4 Industry dynamics are playing an important role in shaping the unbalanced recovery. We find that three low-wage industries (food services, retail, and employment services) added 1.7 million jobs over the past two years, fully 43 percent of net employment growth. At the same time, better-paying industries (like construction; manufacturing; finance, insurance and real estate; and information) did not grow, or did not grow enough to make up for recession losses. Other better-paying industries (like professional and technical services) saw solid growth, but not in their mid-wage occupations. And steep cuts in state and local government have hit mid- and higher-wage occupations the hardest.

In short, America?s good jobs deficit continues. Policymakers have understandably been focused on the urgent goal of getting U.S. employment back to where it was before the recession (we are still missing nearly 10 million jobs), but our findings underscore that job quality is rapidly emerging as a second front in the struggling recovery.

http://www.nelp.org/page/-/Job_Creation/LowWageRecovery2012.pdf?nocdn=1

and this goes right back to the 2010 SSA Wage Data that I have posted time and time again...
 
4 Industry dynamics are playing an important role in shaping the unbalanced recovery. We find that three low-wage industries (food services, retail, and employment services) added 1.7 million jobs over the past two years, fully 43 percent of net employment growth. At the same time, better-paying industries (like construction; manufacturing; finance, insurance and real estate; and information) did not grow, or did not grow enough to make up for recession losses.

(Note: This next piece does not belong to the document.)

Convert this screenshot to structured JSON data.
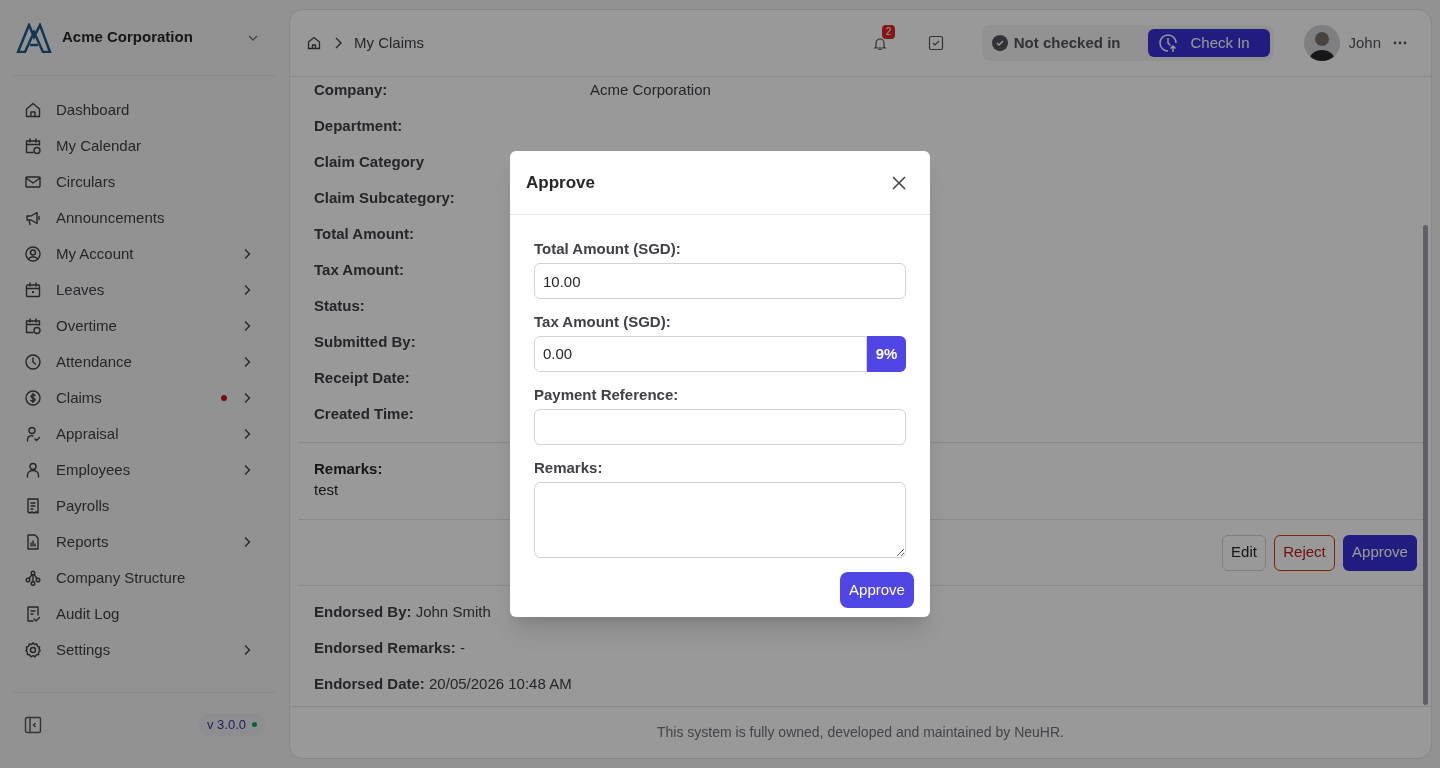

Sounds like a further shift toward a consumption based economy.
 
the continuing trend that started 3-4 decades ago when the US went from being a country where the majority could save and consume to a country where only the minority (top 20% can do so). now the US consumes goods made by foreign labor markets and wages for those that labor in the US are eroded by the ever expanding monetary base to fuel the debt needed by the self serving US financial sector.

with the exception of the rent seeking that is allowed by the US gov by the financial sector on the working class the US economy in function is turning into exactly that of Mexico.
 
Sounds like a further shift toward a consumption based economy.

Shift towards?

Unfortunately, we are already there. 71%+ of the US economy is propelled & dependent on people buying shit.
 
Shift towards?

Unfortunately, we are already there. 71%+ of the US economy is propelled & dependent on people buying shit.

The question is how much of the spending is discretionary? People need a place to live, food to eat, and clothes to wear. So the blanket number of 71% (if real) means little.